“In my arms is a woman who has given me a Skywatcher’s Cloud Chart, a woman who knows all my secrets, a woman who knows just how messed up my mind is, how many pills I’m on, and yet she allows me to hold her anyway. There’s something honest about all of this, and I cannot imagine any other woman lying in the middle of a frozen soccer field with me – in the middle of a snowstorm even – impossibly hoping to see a single cloud break free of a nimbostratus.”
I saw the Silver Linings Playbook movie just under a year ago, and have been meaning to read the book since then. Of course, they are both very different from each other, and it’s always incredibly difficult to separate the portrayal of a character on screen when you’re trying to process a book – an actor has already brought them to life, and to distance that portrayal from reading about a character’s development in a book is next to impossible. Of course I pictured Bradley Cooper and Jennifer Lawrence as Pat and Tiffany throughout this entire book, and maybe that affects my opinion. Never Let Me Go by Kazuo Ishiguro is one of my favourite novels, but I saw the film version first, and many people suggest that my opinion of the book and its characters was influenced by having seen the movie first (and Carey Fucking Mulligan).
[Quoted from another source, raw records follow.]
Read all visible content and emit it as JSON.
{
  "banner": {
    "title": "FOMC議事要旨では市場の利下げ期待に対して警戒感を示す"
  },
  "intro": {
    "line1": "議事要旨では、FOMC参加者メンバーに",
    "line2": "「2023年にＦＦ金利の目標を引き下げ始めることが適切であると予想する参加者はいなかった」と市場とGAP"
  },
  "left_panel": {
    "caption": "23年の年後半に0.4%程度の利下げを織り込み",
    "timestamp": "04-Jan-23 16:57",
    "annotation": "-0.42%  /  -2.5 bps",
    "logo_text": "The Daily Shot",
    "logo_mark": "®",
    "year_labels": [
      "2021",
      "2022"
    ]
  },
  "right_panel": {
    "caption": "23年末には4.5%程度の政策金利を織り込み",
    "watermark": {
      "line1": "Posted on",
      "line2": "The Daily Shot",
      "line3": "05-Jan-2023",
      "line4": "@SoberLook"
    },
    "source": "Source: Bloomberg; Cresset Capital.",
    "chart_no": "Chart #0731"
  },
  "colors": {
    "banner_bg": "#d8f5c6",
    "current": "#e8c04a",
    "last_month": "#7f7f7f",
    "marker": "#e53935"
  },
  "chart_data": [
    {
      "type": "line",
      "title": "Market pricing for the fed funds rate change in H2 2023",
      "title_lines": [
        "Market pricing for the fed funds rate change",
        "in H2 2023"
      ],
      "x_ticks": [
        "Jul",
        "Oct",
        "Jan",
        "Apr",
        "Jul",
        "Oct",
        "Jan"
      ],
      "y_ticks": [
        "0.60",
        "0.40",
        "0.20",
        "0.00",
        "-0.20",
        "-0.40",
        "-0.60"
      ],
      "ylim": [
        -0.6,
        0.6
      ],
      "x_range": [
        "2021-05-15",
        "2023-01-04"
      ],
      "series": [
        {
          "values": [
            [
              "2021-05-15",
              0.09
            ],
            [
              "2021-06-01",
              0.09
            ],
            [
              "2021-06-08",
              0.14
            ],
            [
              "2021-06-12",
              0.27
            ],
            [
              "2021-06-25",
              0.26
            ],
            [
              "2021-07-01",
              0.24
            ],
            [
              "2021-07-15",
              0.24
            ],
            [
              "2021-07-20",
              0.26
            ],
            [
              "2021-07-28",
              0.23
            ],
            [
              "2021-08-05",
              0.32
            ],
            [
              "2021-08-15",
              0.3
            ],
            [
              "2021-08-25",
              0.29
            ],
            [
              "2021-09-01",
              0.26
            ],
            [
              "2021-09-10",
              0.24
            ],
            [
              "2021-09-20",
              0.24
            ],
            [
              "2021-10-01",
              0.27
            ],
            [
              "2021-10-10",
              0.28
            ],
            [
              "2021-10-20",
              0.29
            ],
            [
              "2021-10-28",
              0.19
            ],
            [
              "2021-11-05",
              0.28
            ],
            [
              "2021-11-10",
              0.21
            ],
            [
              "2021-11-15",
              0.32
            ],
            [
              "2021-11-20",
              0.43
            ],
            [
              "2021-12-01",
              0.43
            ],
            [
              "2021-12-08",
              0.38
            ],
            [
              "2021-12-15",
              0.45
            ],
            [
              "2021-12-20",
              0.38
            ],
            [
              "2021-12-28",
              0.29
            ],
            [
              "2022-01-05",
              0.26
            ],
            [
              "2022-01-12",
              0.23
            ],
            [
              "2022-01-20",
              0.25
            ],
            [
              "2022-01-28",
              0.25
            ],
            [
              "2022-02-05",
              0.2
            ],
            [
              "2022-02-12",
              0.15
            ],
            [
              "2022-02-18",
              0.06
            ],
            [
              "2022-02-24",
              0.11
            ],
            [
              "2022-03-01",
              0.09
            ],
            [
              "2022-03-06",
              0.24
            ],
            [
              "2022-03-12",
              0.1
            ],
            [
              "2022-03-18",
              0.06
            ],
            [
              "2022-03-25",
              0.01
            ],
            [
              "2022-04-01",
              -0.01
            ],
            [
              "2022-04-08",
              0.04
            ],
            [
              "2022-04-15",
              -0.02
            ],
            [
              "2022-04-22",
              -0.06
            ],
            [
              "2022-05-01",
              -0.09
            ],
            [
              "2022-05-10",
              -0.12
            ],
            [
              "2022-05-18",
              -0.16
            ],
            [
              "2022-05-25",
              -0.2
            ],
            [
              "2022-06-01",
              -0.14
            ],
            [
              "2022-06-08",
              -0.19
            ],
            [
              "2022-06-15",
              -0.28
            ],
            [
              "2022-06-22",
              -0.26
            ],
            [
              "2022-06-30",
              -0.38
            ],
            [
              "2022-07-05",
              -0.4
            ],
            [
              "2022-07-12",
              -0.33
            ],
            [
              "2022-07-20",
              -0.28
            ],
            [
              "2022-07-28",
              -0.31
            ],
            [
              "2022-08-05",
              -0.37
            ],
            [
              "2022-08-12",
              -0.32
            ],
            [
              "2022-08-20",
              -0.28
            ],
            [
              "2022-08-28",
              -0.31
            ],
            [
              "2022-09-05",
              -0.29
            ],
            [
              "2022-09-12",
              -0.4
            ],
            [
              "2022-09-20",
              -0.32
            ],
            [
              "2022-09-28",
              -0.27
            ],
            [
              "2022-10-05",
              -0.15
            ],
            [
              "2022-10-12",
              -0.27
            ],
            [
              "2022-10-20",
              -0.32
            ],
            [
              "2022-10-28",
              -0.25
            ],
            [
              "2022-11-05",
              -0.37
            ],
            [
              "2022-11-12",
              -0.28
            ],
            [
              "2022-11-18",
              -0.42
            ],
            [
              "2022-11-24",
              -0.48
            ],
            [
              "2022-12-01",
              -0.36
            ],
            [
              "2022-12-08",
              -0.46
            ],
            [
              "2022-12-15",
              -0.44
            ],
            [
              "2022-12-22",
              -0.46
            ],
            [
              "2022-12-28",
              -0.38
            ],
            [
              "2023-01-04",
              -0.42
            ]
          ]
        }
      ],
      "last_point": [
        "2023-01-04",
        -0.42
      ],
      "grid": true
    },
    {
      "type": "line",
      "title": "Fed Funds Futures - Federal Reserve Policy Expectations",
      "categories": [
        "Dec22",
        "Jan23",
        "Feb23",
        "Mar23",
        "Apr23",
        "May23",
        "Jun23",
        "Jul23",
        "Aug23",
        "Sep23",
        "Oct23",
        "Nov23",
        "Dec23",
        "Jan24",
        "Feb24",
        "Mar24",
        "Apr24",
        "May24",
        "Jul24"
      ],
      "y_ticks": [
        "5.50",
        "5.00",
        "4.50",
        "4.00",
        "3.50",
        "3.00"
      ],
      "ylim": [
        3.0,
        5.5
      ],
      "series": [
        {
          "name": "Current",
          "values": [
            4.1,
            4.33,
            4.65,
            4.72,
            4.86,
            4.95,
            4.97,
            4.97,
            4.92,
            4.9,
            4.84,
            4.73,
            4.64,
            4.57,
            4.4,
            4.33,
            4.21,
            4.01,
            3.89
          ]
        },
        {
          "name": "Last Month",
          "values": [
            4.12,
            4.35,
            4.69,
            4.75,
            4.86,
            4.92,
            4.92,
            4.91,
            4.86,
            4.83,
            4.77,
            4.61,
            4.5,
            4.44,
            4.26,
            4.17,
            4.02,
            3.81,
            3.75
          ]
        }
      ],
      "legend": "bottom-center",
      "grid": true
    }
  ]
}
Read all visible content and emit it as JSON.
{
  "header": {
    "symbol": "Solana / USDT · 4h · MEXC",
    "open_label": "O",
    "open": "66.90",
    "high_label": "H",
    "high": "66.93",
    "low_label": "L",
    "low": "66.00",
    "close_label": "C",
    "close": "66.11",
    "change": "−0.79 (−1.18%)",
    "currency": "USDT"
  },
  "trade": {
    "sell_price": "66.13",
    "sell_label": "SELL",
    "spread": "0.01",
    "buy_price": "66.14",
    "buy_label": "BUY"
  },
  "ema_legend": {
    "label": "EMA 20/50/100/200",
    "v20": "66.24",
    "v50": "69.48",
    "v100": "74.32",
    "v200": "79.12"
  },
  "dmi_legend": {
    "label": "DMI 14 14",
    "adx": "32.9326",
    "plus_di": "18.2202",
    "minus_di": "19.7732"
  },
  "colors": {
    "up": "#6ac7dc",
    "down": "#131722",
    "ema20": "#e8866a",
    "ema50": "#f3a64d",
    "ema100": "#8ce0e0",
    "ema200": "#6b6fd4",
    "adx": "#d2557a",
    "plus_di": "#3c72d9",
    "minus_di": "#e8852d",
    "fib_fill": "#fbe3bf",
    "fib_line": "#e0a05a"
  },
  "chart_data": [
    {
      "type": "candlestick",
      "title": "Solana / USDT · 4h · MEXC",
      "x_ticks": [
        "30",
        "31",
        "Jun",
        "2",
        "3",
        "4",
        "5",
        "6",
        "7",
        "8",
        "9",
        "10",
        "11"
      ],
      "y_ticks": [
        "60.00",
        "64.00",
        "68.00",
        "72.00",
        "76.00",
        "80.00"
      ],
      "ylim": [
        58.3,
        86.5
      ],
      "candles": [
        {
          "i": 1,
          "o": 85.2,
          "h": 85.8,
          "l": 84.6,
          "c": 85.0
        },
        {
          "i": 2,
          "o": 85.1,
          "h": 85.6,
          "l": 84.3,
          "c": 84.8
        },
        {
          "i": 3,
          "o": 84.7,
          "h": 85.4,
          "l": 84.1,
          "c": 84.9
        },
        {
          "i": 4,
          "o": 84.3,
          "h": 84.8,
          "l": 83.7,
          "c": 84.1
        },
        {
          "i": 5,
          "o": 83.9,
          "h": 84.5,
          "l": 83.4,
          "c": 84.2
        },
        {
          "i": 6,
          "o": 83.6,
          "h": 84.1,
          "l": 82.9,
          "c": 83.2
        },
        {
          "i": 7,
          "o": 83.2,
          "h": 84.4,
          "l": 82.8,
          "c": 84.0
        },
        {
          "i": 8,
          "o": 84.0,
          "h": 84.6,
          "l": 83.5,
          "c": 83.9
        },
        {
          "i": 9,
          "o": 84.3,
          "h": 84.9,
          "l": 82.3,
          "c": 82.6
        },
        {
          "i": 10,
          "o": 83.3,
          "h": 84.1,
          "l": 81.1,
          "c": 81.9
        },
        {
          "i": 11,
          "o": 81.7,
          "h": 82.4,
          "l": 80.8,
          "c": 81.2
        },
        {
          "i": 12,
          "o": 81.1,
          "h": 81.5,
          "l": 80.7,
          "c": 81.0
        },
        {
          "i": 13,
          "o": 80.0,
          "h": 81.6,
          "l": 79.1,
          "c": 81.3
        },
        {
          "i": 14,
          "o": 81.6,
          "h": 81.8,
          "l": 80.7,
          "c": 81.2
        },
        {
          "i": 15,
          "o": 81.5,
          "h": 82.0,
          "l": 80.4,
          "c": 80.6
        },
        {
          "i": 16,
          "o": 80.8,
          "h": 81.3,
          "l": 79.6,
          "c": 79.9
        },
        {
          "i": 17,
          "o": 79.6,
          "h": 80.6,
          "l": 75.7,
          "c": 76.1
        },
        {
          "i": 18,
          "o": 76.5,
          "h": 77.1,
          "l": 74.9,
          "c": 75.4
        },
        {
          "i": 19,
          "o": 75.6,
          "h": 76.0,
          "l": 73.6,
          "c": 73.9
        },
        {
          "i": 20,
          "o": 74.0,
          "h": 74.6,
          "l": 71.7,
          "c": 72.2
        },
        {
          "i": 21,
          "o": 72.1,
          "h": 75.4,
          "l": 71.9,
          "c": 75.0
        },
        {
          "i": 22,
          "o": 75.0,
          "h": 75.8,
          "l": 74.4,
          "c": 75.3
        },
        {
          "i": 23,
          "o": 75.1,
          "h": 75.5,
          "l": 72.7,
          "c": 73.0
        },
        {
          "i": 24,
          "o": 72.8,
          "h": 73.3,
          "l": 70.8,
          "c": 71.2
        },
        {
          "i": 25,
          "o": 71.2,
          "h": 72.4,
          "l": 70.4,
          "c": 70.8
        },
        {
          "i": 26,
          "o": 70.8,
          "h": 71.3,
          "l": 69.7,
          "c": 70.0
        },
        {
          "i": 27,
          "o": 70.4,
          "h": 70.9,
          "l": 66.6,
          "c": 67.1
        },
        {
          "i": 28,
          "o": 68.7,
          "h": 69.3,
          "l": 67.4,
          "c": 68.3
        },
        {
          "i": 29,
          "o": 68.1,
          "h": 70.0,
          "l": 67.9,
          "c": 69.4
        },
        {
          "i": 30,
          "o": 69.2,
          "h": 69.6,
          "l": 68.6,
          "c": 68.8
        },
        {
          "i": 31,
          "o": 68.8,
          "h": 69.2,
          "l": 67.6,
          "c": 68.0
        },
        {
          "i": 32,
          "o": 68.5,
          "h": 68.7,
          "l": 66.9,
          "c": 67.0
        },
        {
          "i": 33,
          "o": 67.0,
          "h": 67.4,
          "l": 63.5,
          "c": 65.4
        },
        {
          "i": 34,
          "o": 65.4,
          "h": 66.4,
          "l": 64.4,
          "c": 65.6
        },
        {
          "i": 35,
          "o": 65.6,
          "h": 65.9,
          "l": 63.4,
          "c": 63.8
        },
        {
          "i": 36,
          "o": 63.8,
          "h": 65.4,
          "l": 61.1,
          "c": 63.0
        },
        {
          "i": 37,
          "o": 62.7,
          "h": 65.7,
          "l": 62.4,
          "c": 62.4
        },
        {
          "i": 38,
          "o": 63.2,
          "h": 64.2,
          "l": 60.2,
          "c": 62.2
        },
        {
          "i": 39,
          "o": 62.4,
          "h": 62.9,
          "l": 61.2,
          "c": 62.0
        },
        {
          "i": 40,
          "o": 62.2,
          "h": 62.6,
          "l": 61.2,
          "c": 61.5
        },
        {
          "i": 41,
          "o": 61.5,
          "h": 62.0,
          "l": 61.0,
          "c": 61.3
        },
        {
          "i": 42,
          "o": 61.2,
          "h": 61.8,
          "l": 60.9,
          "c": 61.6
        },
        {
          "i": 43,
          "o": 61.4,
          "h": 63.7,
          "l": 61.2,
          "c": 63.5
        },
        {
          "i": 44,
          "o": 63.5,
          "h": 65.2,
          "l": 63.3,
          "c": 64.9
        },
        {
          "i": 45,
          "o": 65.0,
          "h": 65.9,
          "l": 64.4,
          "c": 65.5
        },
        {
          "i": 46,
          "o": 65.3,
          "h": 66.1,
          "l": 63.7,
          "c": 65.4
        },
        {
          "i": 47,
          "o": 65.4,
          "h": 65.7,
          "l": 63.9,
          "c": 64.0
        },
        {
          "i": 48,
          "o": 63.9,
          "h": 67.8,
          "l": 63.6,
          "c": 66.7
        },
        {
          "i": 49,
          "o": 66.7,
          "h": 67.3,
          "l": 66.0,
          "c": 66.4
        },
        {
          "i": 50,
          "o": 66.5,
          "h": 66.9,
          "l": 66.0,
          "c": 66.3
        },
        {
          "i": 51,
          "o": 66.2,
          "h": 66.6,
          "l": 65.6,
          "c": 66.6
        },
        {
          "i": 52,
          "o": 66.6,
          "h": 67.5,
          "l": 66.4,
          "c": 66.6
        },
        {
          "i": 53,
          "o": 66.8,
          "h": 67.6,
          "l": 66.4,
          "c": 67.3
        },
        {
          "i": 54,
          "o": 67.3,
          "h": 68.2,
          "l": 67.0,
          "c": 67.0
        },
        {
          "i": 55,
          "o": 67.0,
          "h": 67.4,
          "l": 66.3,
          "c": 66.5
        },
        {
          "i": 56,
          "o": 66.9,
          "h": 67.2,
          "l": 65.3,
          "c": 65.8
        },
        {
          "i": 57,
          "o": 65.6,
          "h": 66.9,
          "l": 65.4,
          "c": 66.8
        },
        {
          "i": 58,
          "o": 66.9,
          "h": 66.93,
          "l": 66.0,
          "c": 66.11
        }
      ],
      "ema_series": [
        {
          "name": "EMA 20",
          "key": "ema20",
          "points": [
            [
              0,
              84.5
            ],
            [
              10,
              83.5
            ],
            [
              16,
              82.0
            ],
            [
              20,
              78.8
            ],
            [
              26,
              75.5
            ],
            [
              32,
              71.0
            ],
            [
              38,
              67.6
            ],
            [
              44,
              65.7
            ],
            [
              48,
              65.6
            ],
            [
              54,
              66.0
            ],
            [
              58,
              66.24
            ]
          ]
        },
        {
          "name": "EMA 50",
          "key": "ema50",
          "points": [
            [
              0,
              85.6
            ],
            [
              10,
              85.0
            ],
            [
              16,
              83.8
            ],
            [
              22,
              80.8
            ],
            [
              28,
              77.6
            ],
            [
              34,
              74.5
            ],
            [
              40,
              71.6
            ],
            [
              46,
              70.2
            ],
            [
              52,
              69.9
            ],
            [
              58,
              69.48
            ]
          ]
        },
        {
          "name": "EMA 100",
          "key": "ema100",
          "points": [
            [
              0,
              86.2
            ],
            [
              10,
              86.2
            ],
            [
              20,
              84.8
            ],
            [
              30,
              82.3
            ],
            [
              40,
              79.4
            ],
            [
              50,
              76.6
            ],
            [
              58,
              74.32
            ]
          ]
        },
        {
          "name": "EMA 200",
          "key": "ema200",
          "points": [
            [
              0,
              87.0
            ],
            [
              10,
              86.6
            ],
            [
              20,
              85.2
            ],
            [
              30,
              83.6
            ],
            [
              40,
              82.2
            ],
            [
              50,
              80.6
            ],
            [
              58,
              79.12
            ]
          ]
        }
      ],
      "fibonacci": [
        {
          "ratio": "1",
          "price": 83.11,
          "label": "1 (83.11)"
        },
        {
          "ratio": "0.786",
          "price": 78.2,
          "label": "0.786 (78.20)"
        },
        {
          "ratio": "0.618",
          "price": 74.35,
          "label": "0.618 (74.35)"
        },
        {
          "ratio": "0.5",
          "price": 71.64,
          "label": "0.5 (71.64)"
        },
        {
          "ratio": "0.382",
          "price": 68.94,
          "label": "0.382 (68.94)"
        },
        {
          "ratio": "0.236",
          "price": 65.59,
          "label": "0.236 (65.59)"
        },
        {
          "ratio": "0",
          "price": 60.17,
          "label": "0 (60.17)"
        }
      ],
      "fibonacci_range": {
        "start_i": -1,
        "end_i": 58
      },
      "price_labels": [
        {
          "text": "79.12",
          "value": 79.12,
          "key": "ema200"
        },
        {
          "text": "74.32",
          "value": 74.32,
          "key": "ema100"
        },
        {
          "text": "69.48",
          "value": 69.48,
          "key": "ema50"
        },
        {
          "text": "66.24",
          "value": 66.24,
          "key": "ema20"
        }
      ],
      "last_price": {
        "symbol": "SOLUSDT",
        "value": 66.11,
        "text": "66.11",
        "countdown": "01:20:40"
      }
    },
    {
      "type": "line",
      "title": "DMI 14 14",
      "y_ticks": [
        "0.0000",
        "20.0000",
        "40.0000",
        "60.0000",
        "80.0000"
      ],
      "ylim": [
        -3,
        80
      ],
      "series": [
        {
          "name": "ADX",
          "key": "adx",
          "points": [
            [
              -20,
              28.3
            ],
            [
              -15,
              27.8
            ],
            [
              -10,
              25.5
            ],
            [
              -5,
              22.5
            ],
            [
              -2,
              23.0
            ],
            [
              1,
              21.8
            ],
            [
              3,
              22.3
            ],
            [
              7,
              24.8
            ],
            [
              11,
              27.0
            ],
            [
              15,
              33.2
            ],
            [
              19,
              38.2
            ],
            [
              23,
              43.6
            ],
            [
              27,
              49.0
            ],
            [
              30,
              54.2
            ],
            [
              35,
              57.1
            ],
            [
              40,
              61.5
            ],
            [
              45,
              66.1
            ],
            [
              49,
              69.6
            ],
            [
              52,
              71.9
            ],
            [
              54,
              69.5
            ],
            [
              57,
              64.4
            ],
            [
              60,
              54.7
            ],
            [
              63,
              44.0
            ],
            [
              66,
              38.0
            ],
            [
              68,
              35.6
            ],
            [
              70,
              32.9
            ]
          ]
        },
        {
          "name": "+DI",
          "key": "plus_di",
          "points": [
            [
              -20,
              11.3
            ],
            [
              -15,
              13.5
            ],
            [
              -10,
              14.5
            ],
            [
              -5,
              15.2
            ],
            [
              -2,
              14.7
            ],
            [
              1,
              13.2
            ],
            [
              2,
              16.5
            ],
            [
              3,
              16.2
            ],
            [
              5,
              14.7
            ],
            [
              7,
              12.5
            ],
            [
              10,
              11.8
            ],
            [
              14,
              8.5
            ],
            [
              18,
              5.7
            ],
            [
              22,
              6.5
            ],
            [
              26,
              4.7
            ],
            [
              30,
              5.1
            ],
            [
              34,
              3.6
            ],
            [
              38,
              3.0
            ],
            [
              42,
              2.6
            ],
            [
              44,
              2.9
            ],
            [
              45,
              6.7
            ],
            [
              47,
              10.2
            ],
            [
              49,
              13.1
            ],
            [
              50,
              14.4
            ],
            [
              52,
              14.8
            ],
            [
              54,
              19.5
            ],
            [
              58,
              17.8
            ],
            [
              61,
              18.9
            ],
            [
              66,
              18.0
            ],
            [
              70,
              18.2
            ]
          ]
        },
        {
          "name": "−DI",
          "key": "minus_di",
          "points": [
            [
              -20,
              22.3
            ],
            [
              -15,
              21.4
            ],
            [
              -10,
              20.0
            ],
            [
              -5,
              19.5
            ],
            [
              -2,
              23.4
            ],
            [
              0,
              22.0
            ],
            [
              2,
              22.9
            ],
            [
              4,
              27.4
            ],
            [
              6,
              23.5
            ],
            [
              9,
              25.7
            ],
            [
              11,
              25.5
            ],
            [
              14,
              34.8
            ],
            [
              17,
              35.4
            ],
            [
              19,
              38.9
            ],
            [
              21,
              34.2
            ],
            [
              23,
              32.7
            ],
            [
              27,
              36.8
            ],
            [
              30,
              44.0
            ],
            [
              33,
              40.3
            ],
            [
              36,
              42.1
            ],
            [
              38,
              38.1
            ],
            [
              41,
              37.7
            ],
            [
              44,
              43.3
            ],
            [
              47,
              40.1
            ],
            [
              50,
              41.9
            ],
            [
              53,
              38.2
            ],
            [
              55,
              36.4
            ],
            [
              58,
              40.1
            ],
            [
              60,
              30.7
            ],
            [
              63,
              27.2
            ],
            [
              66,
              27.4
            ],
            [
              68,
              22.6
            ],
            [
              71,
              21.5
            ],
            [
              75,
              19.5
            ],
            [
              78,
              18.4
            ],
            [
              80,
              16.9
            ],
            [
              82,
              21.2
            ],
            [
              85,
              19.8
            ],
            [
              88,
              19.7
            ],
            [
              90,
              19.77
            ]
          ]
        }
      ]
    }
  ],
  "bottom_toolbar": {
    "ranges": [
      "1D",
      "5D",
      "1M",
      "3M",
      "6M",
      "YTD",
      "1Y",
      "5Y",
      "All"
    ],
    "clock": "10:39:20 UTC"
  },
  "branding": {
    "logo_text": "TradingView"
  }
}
In the book version, you really get inside the head of Pat Peoples and really get a bigger grasp on his mental illness. Maybe Bradley Cooper will one day be considered a fine actor, but I see his Hangover character in even his new films, and found his portrayal of this character not at its full potential. Then again, a first person narration really allows you to get into the head of someone with a mental illness, and maybe this just can’t be captured on film, especially under the guise of a “romantic comedy.”
I read this book in under three hours. I enjoyed it, as I enjoyed the movie, but I have a general fascination with books about people with mental illnesses (for reasons I will not name here). If you haven’t seen the movie, allow yourself to read the book first. The movie definitely took advantage of having Robert De Niro play the dad and took several liberalities in changing his character for the screen, and the book is definitely not all about a dance competition.
I realize I am not going to reach my goal of 15. I’m at 9 now, and last year I read 10. Maybe I’ll get to 10 this year, though I only have two more days left and I’m generally a slow reader. If I do make it to 10, then that’s just a marker of how woefully consistent I can be.